Ashley Clemons, DOC chief financial officer, described several cost-saving steps including a partnership with Lindsay Hospital to access 340B pricing (which she said yielded several million dollars in diverted pharmacy costs) and privatization of canteen operations to a bag-and-drop model.

Farris warned of large infrastructure needs across the system—he said the department identified roughly $165 million in needed projects, with about $52 million categorized as immediate safety and security priorities such as fire suppression, door controls and fence alarms. He proposed applying ICE reimbursements (cited at about $833,000 per month, approximately $10 million a year) toward safety projects and said the department will seek an outside evaluation to scope long-term infrastructure costs.

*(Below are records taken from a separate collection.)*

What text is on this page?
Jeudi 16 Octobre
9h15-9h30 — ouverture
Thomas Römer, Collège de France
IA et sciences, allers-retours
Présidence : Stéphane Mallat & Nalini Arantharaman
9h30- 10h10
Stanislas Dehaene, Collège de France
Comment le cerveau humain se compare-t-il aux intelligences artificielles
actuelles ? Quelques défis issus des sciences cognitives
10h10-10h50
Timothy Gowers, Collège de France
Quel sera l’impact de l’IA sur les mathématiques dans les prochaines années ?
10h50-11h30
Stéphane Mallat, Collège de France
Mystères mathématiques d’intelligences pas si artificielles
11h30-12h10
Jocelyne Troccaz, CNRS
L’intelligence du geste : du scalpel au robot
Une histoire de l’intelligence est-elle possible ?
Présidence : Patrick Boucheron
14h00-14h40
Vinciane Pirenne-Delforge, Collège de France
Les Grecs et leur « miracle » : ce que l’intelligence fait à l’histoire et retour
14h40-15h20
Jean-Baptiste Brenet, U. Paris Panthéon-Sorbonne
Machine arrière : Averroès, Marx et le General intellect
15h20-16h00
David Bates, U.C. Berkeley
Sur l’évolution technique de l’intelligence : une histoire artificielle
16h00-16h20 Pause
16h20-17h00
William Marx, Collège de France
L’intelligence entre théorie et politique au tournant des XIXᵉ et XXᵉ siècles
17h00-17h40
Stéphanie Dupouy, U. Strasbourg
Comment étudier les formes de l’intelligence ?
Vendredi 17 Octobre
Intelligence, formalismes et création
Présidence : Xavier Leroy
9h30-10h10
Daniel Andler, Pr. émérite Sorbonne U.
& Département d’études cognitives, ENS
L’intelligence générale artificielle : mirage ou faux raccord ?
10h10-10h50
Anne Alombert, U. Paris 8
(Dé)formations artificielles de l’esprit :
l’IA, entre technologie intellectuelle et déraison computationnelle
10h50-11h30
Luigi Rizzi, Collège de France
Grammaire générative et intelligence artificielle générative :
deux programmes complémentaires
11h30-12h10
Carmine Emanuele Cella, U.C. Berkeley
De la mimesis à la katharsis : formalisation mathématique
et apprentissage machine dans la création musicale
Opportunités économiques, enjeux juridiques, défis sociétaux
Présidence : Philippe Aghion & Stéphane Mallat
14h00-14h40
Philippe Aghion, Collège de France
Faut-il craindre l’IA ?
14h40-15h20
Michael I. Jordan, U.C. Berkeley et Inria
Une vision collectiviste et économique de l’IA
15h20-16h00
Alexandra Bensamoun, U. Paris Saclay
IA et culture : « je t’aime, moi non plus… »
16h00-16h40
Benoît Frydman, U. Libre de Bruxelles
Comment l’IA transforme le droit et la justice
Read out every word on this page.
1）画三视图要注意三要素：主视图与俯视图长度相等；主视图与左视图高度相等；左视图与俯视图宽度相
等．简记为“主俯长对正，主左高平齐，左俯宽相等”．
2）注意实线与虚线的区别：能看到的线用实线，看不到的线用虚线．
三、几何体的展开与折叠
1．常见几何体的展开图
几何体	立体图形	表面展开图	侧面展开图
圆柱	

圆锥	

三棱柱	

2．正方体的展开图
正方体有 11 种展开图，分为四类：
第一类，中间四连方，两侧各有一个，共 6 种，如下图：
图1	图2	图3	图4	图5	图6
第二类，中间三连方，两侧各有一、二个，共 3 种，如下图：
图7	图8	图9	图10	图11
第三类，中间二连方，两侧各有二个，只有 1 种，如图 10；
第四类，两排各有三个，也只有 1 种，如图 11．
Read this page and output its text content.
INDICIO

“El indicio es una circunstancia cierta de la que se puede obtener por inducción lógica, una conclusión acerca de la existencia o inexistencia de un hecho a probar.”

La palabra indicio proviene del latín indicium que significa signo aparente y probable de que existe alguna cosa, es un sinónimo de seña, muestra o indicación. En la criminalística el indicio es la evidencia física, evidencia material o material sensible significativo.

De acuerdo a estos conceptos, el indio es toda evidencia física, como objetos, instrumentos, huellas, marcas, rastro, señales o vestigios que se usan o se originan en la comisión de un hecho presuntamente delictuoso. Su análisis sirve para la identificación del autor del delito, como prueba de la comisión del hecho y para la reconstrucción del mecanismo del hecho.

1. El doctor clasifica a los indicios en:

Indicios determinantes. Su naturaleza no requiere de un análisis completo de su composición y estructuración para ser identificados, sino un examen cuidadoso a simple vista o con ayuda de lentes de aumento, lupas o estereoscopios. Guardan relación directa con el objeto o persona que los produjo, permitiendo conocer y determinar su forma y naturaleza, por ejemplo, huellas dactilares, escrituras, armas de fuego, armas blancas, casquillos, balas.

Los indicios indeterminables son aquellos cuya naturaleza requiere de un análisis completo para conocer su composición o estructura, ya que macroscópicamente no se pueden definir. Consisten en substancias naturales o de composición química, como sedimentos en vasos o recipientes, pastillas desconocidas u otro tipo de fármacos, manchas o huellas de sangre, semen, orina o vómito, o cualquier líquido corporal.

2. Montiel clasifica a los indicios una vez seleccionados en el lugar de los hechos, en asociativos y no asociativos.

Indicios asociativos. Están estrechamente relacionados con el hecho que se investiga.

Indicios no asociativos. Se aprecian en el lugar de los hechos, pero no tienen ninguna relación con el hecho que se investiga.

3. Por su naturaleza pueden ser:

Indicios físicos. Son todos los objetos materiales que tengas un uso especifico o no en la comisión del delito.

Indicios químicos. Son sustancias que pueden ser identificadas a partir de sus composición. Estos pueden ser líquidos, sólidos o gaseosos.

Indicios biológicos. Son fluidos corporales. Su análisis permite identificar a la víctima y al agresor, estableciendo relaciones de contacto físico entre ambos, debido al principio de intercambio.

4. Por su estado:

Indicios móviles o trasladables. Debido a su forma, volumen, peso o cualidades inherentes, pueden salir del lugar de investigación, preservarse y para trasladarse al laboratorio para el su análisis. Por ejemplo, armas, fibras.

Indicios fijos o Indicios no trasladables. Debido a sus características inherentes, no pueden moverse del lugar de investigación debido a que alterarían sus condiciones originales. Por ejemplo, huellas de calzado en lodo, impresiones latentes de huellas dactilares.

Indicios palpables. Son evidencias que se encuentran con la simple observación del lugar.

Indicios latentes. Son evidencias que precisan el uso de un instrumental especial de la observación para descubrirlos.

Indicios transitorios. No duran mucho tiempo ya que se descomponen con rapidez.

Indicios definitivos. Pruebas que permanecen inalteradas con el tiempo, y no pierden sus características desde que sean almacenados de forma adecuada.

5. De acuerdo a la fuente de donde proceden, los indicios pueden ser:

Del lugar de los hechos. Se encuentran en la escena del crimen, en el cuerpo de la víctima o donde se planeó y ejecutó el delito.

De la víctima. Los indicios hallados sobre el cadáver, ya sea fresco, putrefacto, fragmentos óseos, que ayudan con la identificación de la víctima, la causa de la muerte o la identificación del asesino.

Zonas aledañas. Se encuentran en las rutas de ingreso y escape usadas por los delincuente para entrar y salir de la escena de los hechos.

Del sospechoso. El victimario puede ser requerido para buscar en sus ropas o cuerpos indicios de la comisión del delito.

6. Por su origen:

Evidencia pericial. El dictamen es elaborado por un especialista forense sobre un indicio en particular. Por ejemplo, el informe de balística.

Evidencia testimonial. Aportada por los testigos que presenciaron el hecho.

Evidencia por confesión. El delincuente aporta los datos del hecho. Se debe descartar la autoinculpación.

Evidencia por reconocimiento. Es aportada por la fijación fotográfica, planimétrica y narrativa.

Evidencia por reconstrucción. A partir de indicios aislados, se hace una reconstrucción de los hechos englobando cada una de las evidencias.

Operational pilots and technology initiatives drew detailed discussion: DOC is piloting mobile, tablet-based probation check-ins (roughly 1,600 participants soon after launch), moving to digital mail to reduce contraband and moving pharmacy services to prepackaged pill packs to cut pill-line time. The department requested $2 million for jail backup (reflecting a per-diem change under SB 85) and $2 million for ICON maintenance/support, totaling $4 million in near-term requests.

Members pressed for pharmacy totals and program participation metrics; DOC said annual pharmacy spend is about $15 million and agreed to provide additional data.